その2 株価算定の2つのアプローチ

2つのアプローチ

今回のテーマは株価算定ですので話を戻しますと、株価を算定するためにはその総額である時価総額を求めることになります。これには、時価総額を直接求めに行く方法と、企業価値(EV)を求めてからNET負債を引いて求める2つのアプローチがあります。以下それぞれについて説明します。

EVの算定方法(DCF)

はじめに、企業価値(EV)を求めてからNET負債を引いて求めるアプローチから説明します。

いまこの時点でのEVといった時の時間軸は何でしょうか。今日店じまいして、いまある財産を処分するということであれば、今この瞬間の清算価値がEVです。しかし、企業というものはゴーイングコンサーン、つまり今後将来にわたって事業を継続していくという前提に立っています。 従って将来稼ぐであろう収益を全て合算しないと本来の企業価値は出てきません 。

 

将来の100万円は今いくら?

ここで、貨幣には時間的価値というものがあります。現在の100万円と10年後の100万円は違うというものです 。

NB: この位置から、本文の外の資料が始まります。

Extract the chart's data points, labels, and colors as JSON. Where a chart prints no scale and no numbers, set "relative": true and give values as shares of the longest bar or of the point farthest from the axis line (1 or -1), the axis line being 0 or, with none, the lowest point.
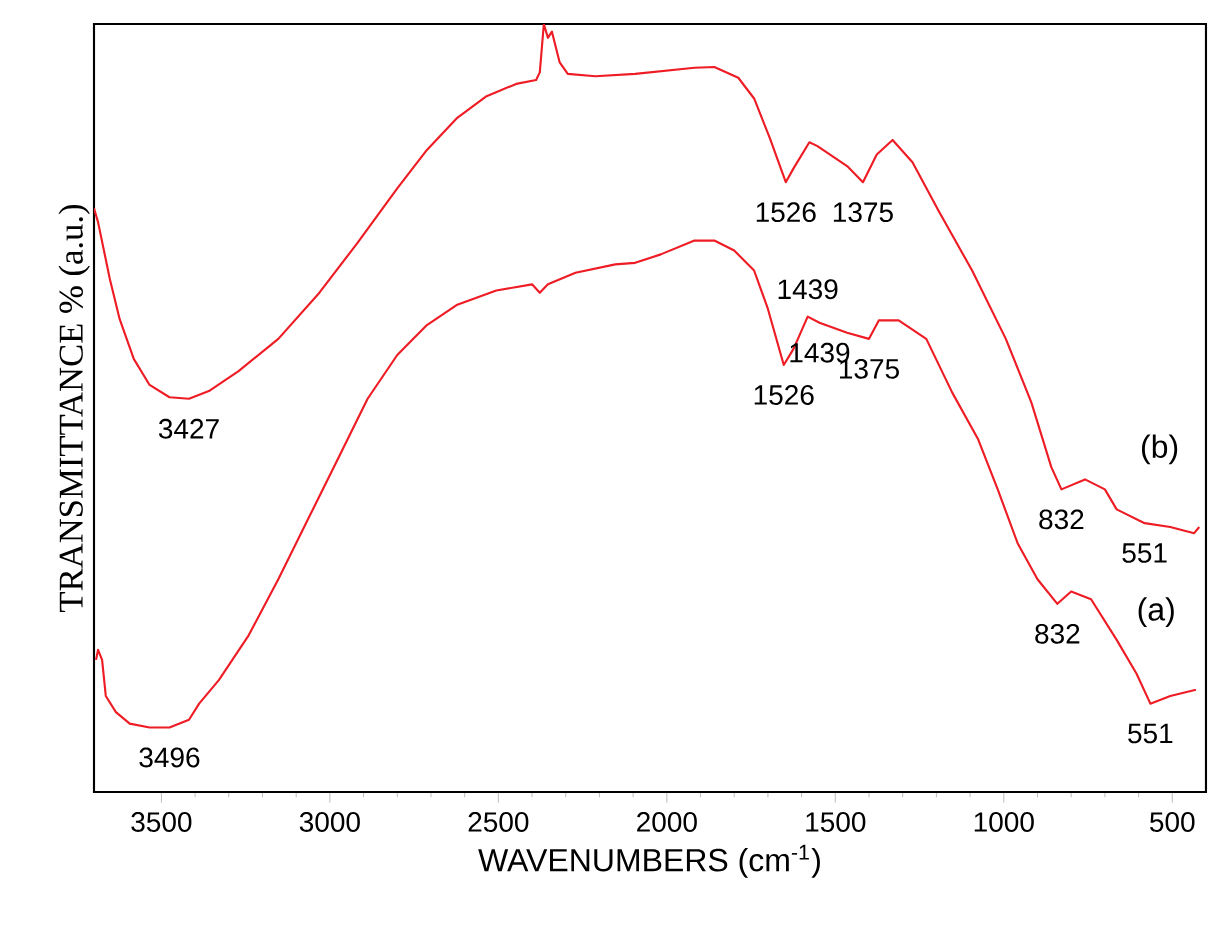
{
  "chart_data": {
    "type": "line",
    "relative": true,
    "xlabel": "WAVENUMBERS (cm$^{-1}$)",
    "ylabel": "TRANSMITTANCE % (a.u.)",
    "xlim": [
      3700,
      400
    ],
    "xticks": [
      3500,
      3000,
      2500,
      2000,
      1500,
      1000,
      500
    ],
    "series": [
      {
        "name": "(b)",
        "color": "#ee1c24",
        "x": [
          3700,
          3688,
          3653,
          3624,
          3582,
          3535,
          3476,
          3418,
          3359,
          3271,
          3153,
          3035,
          2918,
          2800,
          2712,
          2624,
          2535,
          2447,
          2388,
          2377,
          2365,
          2353,
          2341,
          2318,
          2294,
          2212,
          2094,
          1918,
          1859,
          1788,
          1741,
          1694,
          1647,
          1624,
          1577,
          1553,
          1465,
          1418,
          1377,
          1330,
          1271,
          1194,
          1094,
          994,
          918,
          859,
          829,
          759,
          700,
          665,
          582,
          506,
          435,
          420
        ],
        "values": [
          0.76,
          0.742,
          0.668,
          0.616,
          0.564,
          0.53,
          0.514,
          0.512,
          0.522,
          0.548,
          0.59,
          0.648,
          0.715,
          0.786,
          0.836,
          0.877,
          0.906,
          0.922,
          0.927,
          0.937,
          1.0,
          0.982,
          0.99,
          0.95,
          0.935,
          0.932,
          0.935,
          0.943,
          0.944,
          0.93,
          0.903,
          0.851,
          0.794,
          0.812,
          0.846,
          0.841,
          0.815,
          0.794,
          0.83,
          0.849,
          0.82,
          0.757,
          0.679,
          0.59,
          0.507,
          0.423,
          0.394,
          0.407,
          0.394,
          0.368,
          0.35,
          0.345,
          0.337,
          0.345
        ]
      },
      {
        "name": "(a)",
        "color": "#ee1c24",
        "x": [
          3694,
          3688,
          3676,
          3665,
          3635,
          3594,
          3535,
          3476,
          3418,
          3388,
          3329,
          3241,
          3153,
          3065,
          2977,
          2888,
          2800,
          2712,
          2624,
          2506,
          2400,
          2377,
          2353,
          2271,
          2153,
          2094,
          2018,
          1918,
          1859,
          1800,
          1741,
          1700,
          1653,
          1624,
          1582,
          1547,
          1465,
          1400,
          1371,
          1312,
          1230,
          1153,
          1077,
          1018,
          959,
          900,
          841,
          800,
          741,
          665,
          606,
          565,
          506,
          430
        ],
        "values": [
          0.172,
          0.185,
          0.172,
          0.125,
          0.104,
          0.089,
          0.084,
          0.084,
          0.094,
          0.115,
          0.146,
          0.204,
          0.277,
          0.355,
          0.433,
          0.512,
          0.569,
          0.608,
          0.634,
          0.653,
          0.661,
          0.65,
          0.661,
          0.676,
          0.687,
          0.689,
          0.7,
          0.718,
          0.718,
          0.705,
          0.679,
          0.629,
          0.556,
          0.577,
          0.619,
          0.611,
          0.598,
          0.59,
          0.614,
          0.614,
          0.59,
          0.52,
          0.46,
          0.394,
          0.324,
          0.277,
          0.245,
          0.261,
          0.251,
          0.198,
          0.154,
          0.115,
          0.125,
          0.133
        ]
      }
    ],
    "annotations": [
      {
        "text": "3427",
        "x": 3418,
        "y": 0.512
      },
      {
        "text": "3496",
        "x": 3476,
        "y": 0.084
      },
      {
        "text": "1526",
        "x": 1647,
        "y": 0.794
      },
      {
        "text": "1375",
        "x": 1418,
        "y": 0.794
      },
      {
        "text": "1439",
        "x": 1582,
        "y": 0.619
      },
      {
        "text": "1439",
        "x": 1547,
        "y": 0.611
      },
      {
        "text": "1526",
        "x": 1653,
        "y": 0.556
      },
      {
        "text": "1375",
        "x": 1400,
        "y": 0.59
      },
      {
        "text": "551",
        "x": 582,
        "y": 0.35
      },
      {
        "text": "832",
        "x": 829,
        "y": 0.394
      },
      {
        "text": "832",
        "x": 841,
        "y": 0.245
      },
      {
        "text": "551",
        "x": 565,
        "y": 0.115
      }
    ]
  }
}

100万円の札束をタンスにしまっておくだけでは、今も10年後も100万円のままですが、合理的な行動をとるという前提に立てば、その100万円を何らかの形で運用するはずです。例えばこれを銀行に預けておけば、10年分の利息がつきます。つまり、現在の100万円は10年後には例えば101万円になっていることになります。逆方向で考えると、10年後の100万円というのは、現在の価値に引き直すと、例えば99万円ということになるわけです。

 

割引現在価値の計算

この考え方に即して将来にわたって獲得できるキャッシュフローを現在の価値に引き直して計算する「現在価値への割引計算」というものを行います。こうして計算された割引現在価値(NPV)が本来あるべきEVになります。

とは言っても、将来にわたって獲得できるキャッシュフローなど誰にも分かりません。予測するしかないのです。この予測は事業計画の形で表現されます。しかし、未来永劫にわたって計画を作ることはできませんし、誰もそんなものは信じません。せいぜい3年~5年程度の中期事業計画が関の山です。それでもこの中期事業計画が最も頼りになる情報ということになります。この中期事業計画から割引現在価値を算出する方法をDCF法(ディスカウント・キャッシュフロー法)といいます。IPOに纏わる一連の株価算定では欠かすことのできない重要な方法です。

 リンク:上場のための中期経営計画

 

EVの算定方法(EBITDA倍率)

小規模のM&Aの時など、能力的・時間的に信頼性のある中期事業計画が作れないという場合もあります。その場合に、簡便的な指標としてよく用いられるのがEBITDA倍率と呼ばれるものです。EBITDA(イービットダ、イービットディーエイ)とは、利払い税引前減価償却前営業利益のことですが、概ね営業利益に減価償却費を足したものに等しくなります。将来にわたって安定的な一定の利益を計上し続けるような企業の割引現在価値を算出すると、それはEBITDA倍率3倍、つまりEBITDA 3年分の金額に近似します。これがEVということになります。将来の事業拡大がないような事業であれば倍率は低くなりますし、急激な成長を遂げるようなベンチャー企業であれば10倍にも20倍にもなります。IPOの過程でEBITDA倍率方式のみで株価を算定することはないと思いますが、DCF法の検算の手段として覚えておくとよいでしょう。

EVが算定されたら、ここからネット負債を引けば、時価総額が算定されます。

 

時価総額の算定方法(PERマルチプル)

もうひとつのアプローチは、時価総額を直接求めに行く方法です。 PERマルチプルといって、上場企業の中から自社に類似している企業を特定し、その株価と利益の関係を当てはめて自社の時価総額を直接算定します。 新規上場の際の公開価格の算定などではこの方法が用いられます。 この方法が適しているのは、上場会社の中に類似企業がある場合です。単に業種、業態、規模などが似ているだけでなく、上場企業並みの経営能力(ガバナンスや管理体制など)も備わっていることが望まれますので、発展途上のスタートアップ企業などには適用が難しい場合があります。

また、 PER は株価が1株当たり当期純利益の何倍になっているかという指標ですから、赤字企業に使用することは不可能です。そのため、PERに代えてPSR、つまり売上高と株価の関係を指標とする事例も散見されますが、プラットフォーム型ビジネスなど一部の事業を除き、指標としては不適切な場合も多いようです。